In the remote fields of Friesland in the Netherlands, it isn’t just the milk that dairy farmers care about. A project launched by FrieslandCampina – the country’s largest dairy collective – aims to get 1,000 large farms to use anaerobic digestion (AD) and cow manure to generate power within the next four years.

Cow manure has already been tested in AD plants in Northern Ireland, and researchers are trying to improve renewable output by mirroring a cow’s digestion system. However, this project has already been backed with a £135m fund from the Dutch Government.

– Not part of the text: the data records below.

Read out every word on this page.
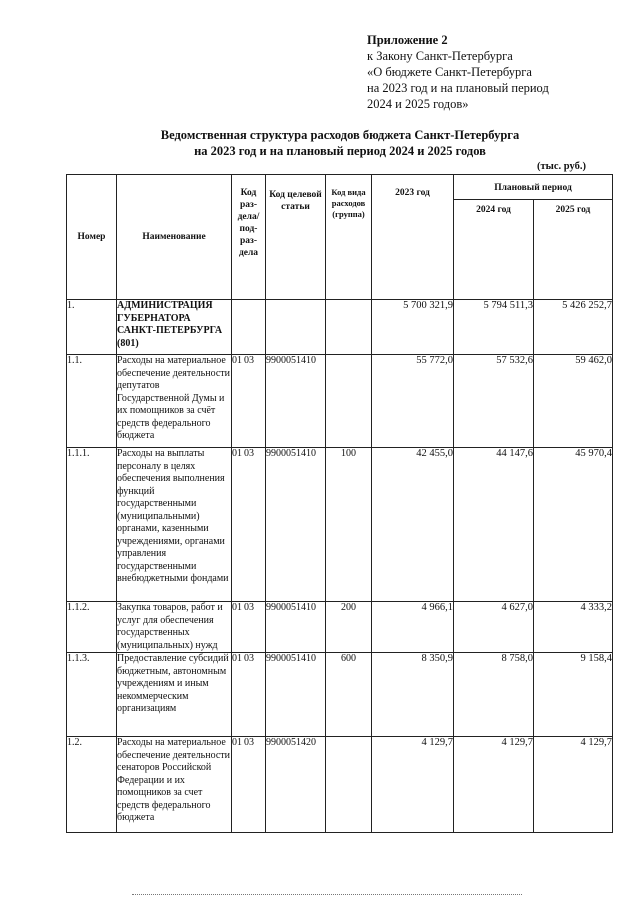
Приложение 2
к Закону Санкт-Петербурга
«О бюджете Санкт-Петербурга
на 2023 год и на плановый период
2024 и 2025 годов»
Ведомственная структура расходов бюджета Санкт-Петербурга
на 2023 год и на плановый период 2024 и 2025 годов
(тыс. руб.)
Номер	Наименование	Код раз-дела/ под-раз-дела	Код целевой статьи	Код вида расходов (группа)	2023 год	Плановый период	
						2024 год	2025 год
1.	АДМИНИСТРАЦИЯ ГУБЕРНАТОРА САНКТ-ПЕТЕРБУРГА (801)				5 700 321,9	5 794 511,3	5 426 252,7
1.1.	Расходы на материальное обеспечение деятельности депутатов Государственной Думы и их помощников за счёт средств федерального бюджета	01 03	9900051410		55 772,0	57 532,6	59 462,0
1.1.1.	Расходы на выплаты персоналу в целях обеспечения выполнения функций государственными (муниципальными) органами, казенными учреждениями, органами управления государственными внебюджетными фондами	01 03	9900051410	100	42 455,0	44 147,6	45 970,4
1.1.2.	Закупка товаров, работ и услуг для обеспечения государственных (муниципальных) нужд	01 03	9900051410	200	4 966,1	4 627,0	4 333,2
1.1.3.	Предоставление субсидий бюджетным, автономным учреждениям и иным некоммерческим организациям	01 03	9900051410	600	8 350,9	8 758,0	9 158,4
1.2.	Расходы на материальное обеспечение деятельности сенаторов Российской Федерации и их помощников за счет средств федерального бюджета	01 03	9900051420		4 129,7	4 129,7	4 129,7
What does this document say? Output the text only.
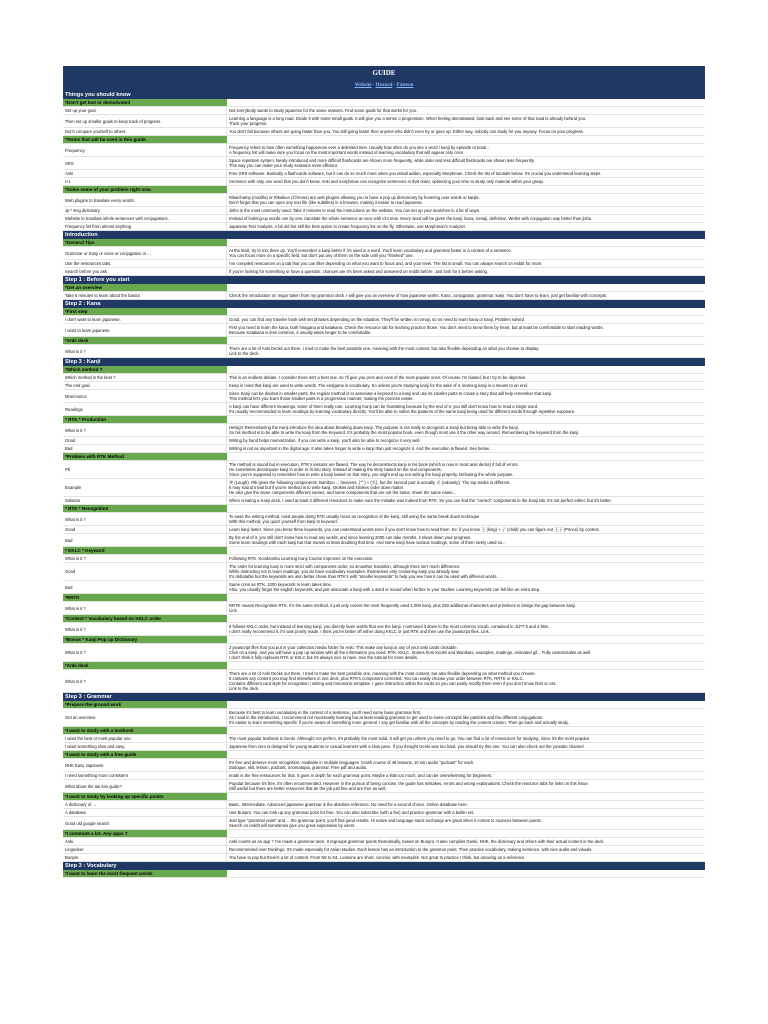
GUIDE
Website - Discord - Patreon
Things you should know
*Don't get lost or demotivated
Set up your goal.	Not everybody wants to study japanese for the same reasons. Find some goals for that works for you.
Then set up smaller goals to keep track of progress.	Learning a language is a long road. Divide it with some small goals. It will give you a sense o progression. When feeling demotivated, look back and see some of that road is already behind you.
Track your progress.
Don't compare yourself to others.	You don't fail because others are going faster than you. You still going faster then anyone who didn't even try or gave up. Either way, nobody can study for you anyway. Focus on your progress.
*Terms that will be used in this guide.
Frequency	Frequency refers to how often something happenens over a delimited time. Usually how often do you see a word / kanji by episode or book...
A frequency list will make sure you focus on the most important words instead of learning vocabulary that will appear only once.
SRS	Space repetition system. Newly introduced and more difficult flashcards are shown more frequently, while older and less difficult flashcards are shown less frequently.
This way you can make your study sessions more efficient.
Anki	Free SRS software. Basically a flashcards software, but it can do so much more when you install addon, especially Morphman. Check the list of tutorials below. It's crucial you understand learning steps.
i+1	Sentence with only one word that you don't know. Anki and morphman can recognize sentences in that order, optimizing your time to study only material within your grasp.
*Solve some of your problem right now.
Web plugins to translate every words.	Rikaichamp (mozilla) or Rikaikun (Chrome) are web plugins allowing you to have a pop up dictionnary by hovering over words or kanjis.
Don't forget that you can open any text file (like subtitles) in a browser, making it easier to read japanese.
Jp * Eng dictionary	Jisho is the most commonly used. Take 2 minutes to read the instructions on the website. You can set up your searches in a lot of ways.
Website to translate whole sentences with conjugations.	Instead of looking-up words one by one, translate the whole sentence at once with ichi.moe. Every word will be given the kanji, kana, romaji, definition. Works with conjugation way better than jisho.
Frequency list from almost anything	Japanese Text Analysis. A bit old but still the best option to create frequency list on the fly. Otherwise, use Morphman's Analyzer.
Introduction
*General Tips
Grammar or Kanji or voice or conjugation or ...	At the start, try to mix them up. You'll remember a kanji better if it's used in a word. You'll learn vocabulary and grammar better in a context of a sentence.
You can focus more on a specific field, but don't put any of them on the side until you "finished" one.
Use the ressources tabs.	I've compiled ressources on a tab that you can filter depending on what you want to focus and, and your level. The list is small. You can always search on reddit for more.
Search before you ask.	If you're looking for something or have a question, chances are it's been asked and answered on reddit before. Just look for it before asking.
Step 1 : Before you start
*Get an overview
Take 5 minutes to learn about the basics	Check the introduction on Imgur taken from my grammar deck. I will give you an overview of how japanese works. Kana, conjugation, grammar, kanji. You don't have to learn, just get familiar with concepts.
Step 2 : Kana
*First step
I don't want to learn japanese.	Good, you can find any traveler book with set phrases depending on the situation. They'll be written in romaji, so no need to learn kana or kanji. Problem solved.
I want to learn japanese.	First you need to learn the kana, both hiragana and katakana. Check the resource tab for learning practice those. You don't need to know them by heart, but at least be comfortable to start reading words.
Because Katakana is less common, it usually takes longer to be comfortable.
*Anki deck
What is it ?	There are a lot of Anki Decks out there. I tried to make the best possible one, meaning with the most content, but also flexible depending on what you choose to display.
Link to the deck.
Step 3 : Kanji
*Which method ?
Which method is the best ?	This is an endless debate. I consider there isn't a best one, so I'll give you pros and cons of the most popular ones. Of course I'm biased, but I try to be objective.
The end goal.	Keep in mind that kanji are used to write words. The endgame is vocabulary. So unless you're studying kanji for the sake of it, learning kanji is a means to an end.
Mnemonics	Since Kanji can be divided in smaller parts, the regular method is to associate a keyword to a kanji and use its smaller parts to create a story that will help remember that kanji.
This method let's you learn those smaller parts in a progressive manner, making the process easier.
Readings	A kanji can have different meanings, some of them really rare. Learning Kanji can be frustrating because by the end of it, you still don't know how to read a single word.
It's usually recommended to learn readings by learning vocabulary directly. You'll be able to notice the patterns of the same kanji being used for different words through repetitive exposure.
* RTK * Production
What is it ?	Heisig's Remembering the Kanji introduce the idea about breaking down kanji. The purpose is not really to recognize a Kanji but being able to write the kanji.
So his method is to be able to write the kanji from the Keyword. It's probably the most popular book, even though most use it the other way around. Remembering the keyword from the kanji.
Good	Writing by hand helps memorization. If you can write a kanji, you'll also be able to recognize it very well.
Bad	Writing is not as important in the digital age. It also takes longer to write a kanji than just recognize it. And the execution is flawed. See below.
*Problem with RTK Method
Pb
The method is sound but in execution, RTK's lessons are flawed. The way he deconstructs kanji in his book (which is now in most anki decks) if full of errors.
He sometimes decompose kanji in order to fit into story. Instead of making the story based on the real components.
Since you're supposed to remember how to write a kanji based on that story, you might end up not writing the kanji properly. Defeating the whole purpose.
Example
笑 (Laugh). Rtk gives the following components: Bamboo ... heavens. (⺮) + (夭), but the second part is actually 夭 (calamity). The top stroke is different.
It may sound trivial but if you're method is to write kanji, strokes and strokes order does matter.
He also give the same components different names, and some components that are not the same, share the same name...
Solution	When creating a Kanji deck, I used at least 3 different resources to make sure the mistake was indeed from RTK. So you can find the "correct" components in the Kanji tab. It's not perfect either, but it's better.
* RTK * Recognition
What is it ?	To ease the writing method, most people doing RTK usually focus on recognition of the kanji, still using the same break down technique.
With this method, you quizz yourself from kanji to keyword.
Good	Learn kanji faster. Since you know three keywords, you can understand words even if you don't know how to read them. Ex: if you know 王 (king) + 子 (child) you can figure out 王子 (Prince) by context.
Bad	By the end of it, you still don't know how to read any words, and since learning 2000 can take months, it slows down your progress.
Some learn readings with each kanji but that means at least doubling that time. And some kanji have various readings, some of them rarely used so...
* KKLC * Keyword
What is it ?	Following RTK, Kondansha Learning Kanji Course improves on the execution.
Good
The order for learning kanji is more strict with components order, so smoother transition, although there isn't much difference.
While instructing not to learn readings, you do have vocabulary examples, themselves only containing kanji you already saw.
It's debatable but the keywords are also better chose than RTK's with "smaller keywords" to help you see how it can be used with different words.
Bad	Same cons as RTK, 2200 keywords to learn takes time.
Also, you usually forget the english keywords, and just associate a kanji with a word or sound when further in your studies. Learning keywords can felt like an extra step.
*RRTK
What is it ?	RRTK means Recognition RTK. It's the same method, it just only covers the most frequently used 1,000 kanji, plus 250 additional characters and primitives to bridge the gap between kanji.
Link.
*Context * Vocabulary based on KKLC order
What is it ?	It follows KKLC order, but instead of learning kanji, you directly learn words that use the kanji. I narrowed it down to the most common vocab, contained in JLPT 5 and 4 lists.
I don't really recommend it, it's was poorly made. I think you're better off either doing KKLC or just RTK and then use the javascript files. Link.
*Bonus * Kanji Pop up Dictionary
What is it ?
2 javascript files that you put in your collection.media folder for Anki. This make any kanji in any of your anki cards clickable.
Click on a kanji, and you will have a pop up window with all the information you need. RTK, KKLC, Stories from Koohii and Wanikani, examples, readings, animated gif... Fully customizable as well.
I don't think it fully replaces RTK or KKLC but it's always nice to have. See the tutorial for more details.
*Anki deck
What is it ?
There are a lot of Anki Decks out there. I tried to make the best possible one, meaning with the most content, but also flexible depending on what method you choose.
It contains any content you may find elsewhere in one deck, plus RTK's component corrected. You can easily choose your order between RTK, RRTK or KKLC.
Contains different card style for recognition / writing and mnemonic template. I gave instruction within the cards so you can easily modify them even if you don't know html or css.
Link to the deck.
Step 3 : Grammar
*Prepare the ground work
Get an overview
Because it's best to learn vocabulary in the context of a sentence, you'll need some basic grammar first.
As I said in the introduction, I recommend not necessarily learning but at least reading grammar to get used to some concepts like particles and the different conjugations.
It's easier to learn something specific if you're aware of something more general. I say get familiar with all the concepts by reading the content column. Then go back and actually study.
*I want to study with a textbook
I want the best or most popular one.	The most popular textbook is Genki. Althought not perfect, it's probably the most solid. It will get you where you need to go. You can find a lot of ressources for studying, since it's the most popular
I want something slow and easy.	Japanese from zero is designed for young students or casual learners with a slow pace. If you thought Genki was too hard, you should try this one. You can also check out the youtube channel.
*I want to study with a free guide
NHK Easy Japanese	It's free and deserve more recognition. Available in multiple languages. Crash course of 48 lessons, 10 min audio "podcast" for each.
Dialogue, skit, lesson, podcast, onomatopia, grammar. Free pdf and audio.
I need something more consistent	Imabi is the free ressources for that. It goes in depth for each grammar point. Maybe a little too much, and can be overwhelming for beginners.
What about the tae kim guide?	Popular because it's free, it's often recommended. However in the pursuit of being concise, the guide has mistakes, errors and wrong explanations. Check the resource tabs for links on this issue.
Still useful but there are better resources that do the job just fine and are free as well.
*I want to study by looking up specific points
A dictionary of ...	Basic, Intermediate, Advanced japanese grammar is the absolute reference. No need for a second choice. Online database here.
A database	Use Bunpro. You can look up any grammar point for free. You can also subscribe (with a fee) and practice grammar with a builtin srs.
Good old google search	Just type "grammar point" and ... the grammar point, you'll find good results. Hi native and language stack exchange are great when it comes to nuances between points.
Search on reddit will sometimes give you great exploration by users.
*I commute a lot. Any apps ?
Anki.	Anki counts as an app ? I've made a grammar deck. It regroups grammar points thematically, based on Bunpro. It also compiles Genki, NHK, the dictionary and others with their actual content in the deck.
Lingodeer	Recommended over Duolingo. It's made especially for Asian studies. Each lesson has an introduction to the grammar point. Then practice vocabulary, making sentence, with nice audio and visuals.
Bunpro	You have to pay but there's a lot of content. From N5 to N1. Lessons are short, concise, with examples. Not great to practice I think, but amazing as a reference.
Step 3 : Vocabulary
*I want to learn the most frequent words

So far, a digester in the Heegs farm in Friesland has generated 9,342 kWh of electricity, as manure is broken down into biogas. Other machinery is also used to extract nitrates to make fertilizer to help with crop growth for other farmers.

Beer-battered batteries

Sustainable beer is something we at edie wholeheartedly support. The season to be jolly is just around the corner and the recent news at American firm Patagonia has developed a carbon-capturing ale is quite frankly making us joyous.

The concept of sustainable beer has taken another huge stride – you could even say a yard – this week, after researchers at the University of Colorado Boulder used brewery wastewater to create components in lithium-ion batteries.

The wastewater has helped grow a fungus called Neurospora crassa that can be harvested to create components within the batteries. The University is now partnering with Avery Brewing in an attempt to create a pilot trial to place the beer-produced batteries into smartphones.

Footsteps of the future

Last week, this round-up featured an innovation that harnessed the kinetic energy of footsteps using solar panels. Harnessing the energy from footsteps is by no means a new innovation, but it is usually a costly one.

However, developers at the University of Wisconsin-Madison have developed a way to harness footstep energy using an abundant supply of wood pulp. The pulp is usually present in most floorings and is partly made from cellulose nanofibers. These fibers have been chemically modified to produce an electrical charge when they contact untreated fibres.

Wood pulp is usually a waste product from other industries, creating a cheap an abundant supply to create the energy-generating flooring. The University is now hoping to build a testing prototype to be placed on campus to see how much energy it can generate.